Accomodating our growing population is one of our community’s most pressing concerns.
This was highlighted in a recent report by the Productivity Commission, in which Australians were surveyed about attitudes to population growth and the increased density required to house it.
The report found that the majority of Australians indicated that they would not like increased population. In Melbourne, 52 per cent said they would not like it, while a mere 11 per cent said they would.
The reasons behind the resistance to higher population were not surprising: 86 per cent said increased traffic congestion was the main reason, followed by increased noise and loss of street appeal. Shadows from higher buildings and decreased property values were also cited as a problem.

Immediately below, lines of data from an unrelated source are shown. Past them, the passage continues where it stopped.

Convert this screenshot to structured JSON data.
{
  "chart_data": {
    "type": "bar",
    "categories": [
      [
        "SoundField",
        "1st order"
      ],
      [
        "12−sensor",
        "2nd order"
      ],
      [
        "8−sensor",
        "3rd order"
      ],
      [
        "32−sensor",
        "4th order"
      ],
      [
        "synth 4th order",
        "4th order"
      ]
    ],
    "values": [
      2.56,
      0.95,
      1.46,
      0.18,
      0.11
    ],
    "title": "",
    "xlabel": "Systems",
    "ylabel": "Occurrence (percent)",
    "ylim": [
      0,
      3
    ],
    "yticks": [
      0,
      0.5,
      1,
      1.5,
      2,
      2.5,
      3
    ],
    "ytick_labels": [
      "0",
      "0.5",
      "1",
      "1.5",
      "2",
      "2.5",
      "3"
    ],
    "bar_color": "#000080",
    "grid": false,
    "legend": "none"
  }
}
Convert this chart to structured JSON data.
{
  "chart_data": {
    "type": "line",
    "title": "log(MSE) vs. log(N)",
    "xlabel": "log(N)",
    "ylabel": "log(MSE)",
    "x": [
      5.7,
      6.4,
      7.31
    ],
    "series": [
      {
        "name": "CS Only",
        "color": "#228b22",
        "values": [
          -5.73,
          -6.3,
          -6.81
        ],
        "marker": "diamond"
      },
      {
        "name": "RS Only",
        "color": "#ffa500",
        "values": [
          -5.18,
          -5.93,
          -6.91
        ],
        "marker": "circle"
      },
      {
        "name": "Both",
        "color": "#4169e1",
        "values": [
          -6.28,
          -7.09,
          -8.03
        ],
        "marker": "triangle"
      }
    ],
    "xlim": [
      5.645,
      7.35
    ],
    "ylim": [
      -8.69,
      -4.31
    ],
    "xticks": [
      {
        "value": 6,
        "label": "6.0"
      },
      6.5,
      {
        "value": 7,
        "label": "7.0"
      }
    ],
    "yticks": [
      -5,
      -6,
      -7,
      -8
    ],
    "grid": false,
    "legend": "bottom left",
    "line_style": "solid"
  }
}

Conversely, those who were in favour of increased population cited increased property values, improved services and more vibrant suburbs as positive factors.
It’s fascinating that on both sides of the debate, property values are an issue.
While not included in the survey, the message is clear that most people do not want to see housing affordability further reduced.
Those surveyed were also asked to rate different types of development, indicating which of five different variants they most favoured. The least popular form was ‘multiple dwellings replacing single dwellings’ (basically infill development), which 53 per cent of those surveyed opposed; compare this to the much more favourable rating given to ‘residential development in a new area’, which was only opposed by 29 per cent.
The problem for our community and its decision makers is that none of these factors adds up to a solution.
Opposition to infill development is in part why the cost of infill development is higher and the preference given to ‘greenfields’ development results in higher costs for government in the form of more roads and public transport.
Given that the inability to provide enough homes is the main cause of reduced affordability, solving this issue will also provide the keys to improved housing affordability.